光明照世間
七面山別当より別当 小松 祐嗣
水のごとくたいせず(みのぶ誌2025年4月号より)
 身延山の枝垂れ桜が山をピンクに染め、心弾む春真盛りでありますが、七面山はまだ冬の名残。山の木々も私達も、今か今かと春を待ち侘びています。
 いよいよ七面山別当任期も最終年の3年目となりました。昨年早々に発願いたしました「本殿基礎修復・屋根改修報恩事業」は全国各地のご寺院様方、七面山にお心お寄せ頂きます御信者様方の多大なるご助力のもと、第一期工事としての本殿檜皮屋根の葺き替え工事を終えることができました。今月中には本殿を囲んでおりました足場も外し、春の陽射しに赤く輝く真新しい姿をご覧いただけます。先ずは皆様方に御礼を兼ね、ご報告申し上げます。
 足場解体後は第二期工事として、本殿の基礎、本殿併設の古仏堂屋根の葺き替え工事が始まります。お参り頂きます皆様には引き続きご不便をおかけしますことお詫び申し上げますとともに、御浄財御寄進のご協力をお願い申し上げます。
 私が初めて七面山に勤務させて頂いたのは第116代別当代の時。別当は作業着に着替えては、朝から夕方まで外作業を毎日のようにされていました。私も敬慎院内での仕事の手が空くと、気分転換ぐらいの気持ちで外作業を手伝ったものですが、その時に別当が「時間がない時間が足りない」と仰っていたことを最近よく思い出します。
 過去3代の別当に仕え、各代、勤務が始まる初年には「全力で取り組もう」と意気揚々としていたものが、いつの間にか環境に慣れて、3年目には気が緩んでしまう。今、当時の別当方と同じ立場にあり、いよいよ3年目を迎え、当時の自身の至らなさ無責任さを、今更ながら反省する次第です。

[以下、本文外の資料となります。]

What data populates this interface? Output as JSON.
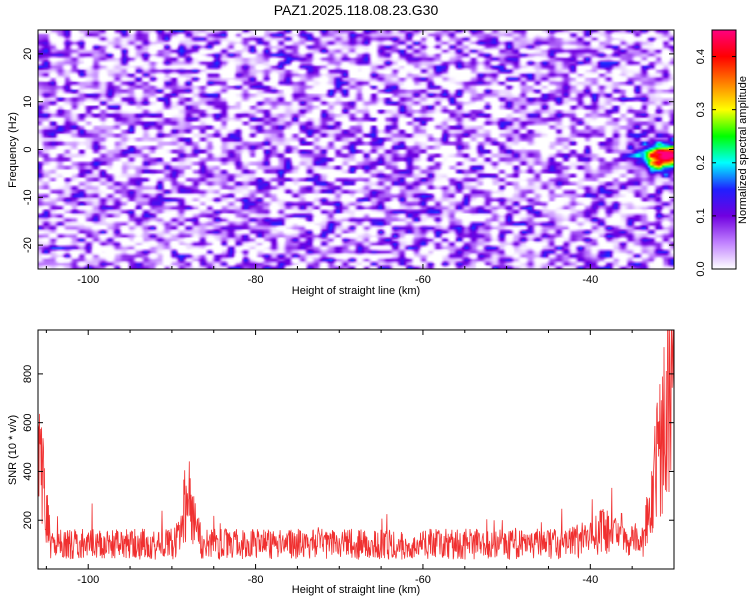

 『あるいは火のごとく信ずる人もあり、あるいは水のごとく信ずる人もあり。〜水のごとくと申すは、いつもたいせず信ずるなり』
 やりたい事は山ほどありますが、七面大明神様にお仕えする心を大切に真摯に日々を過ごそうと思います。
 皆様のご参拝心よりお待ち申し上げます。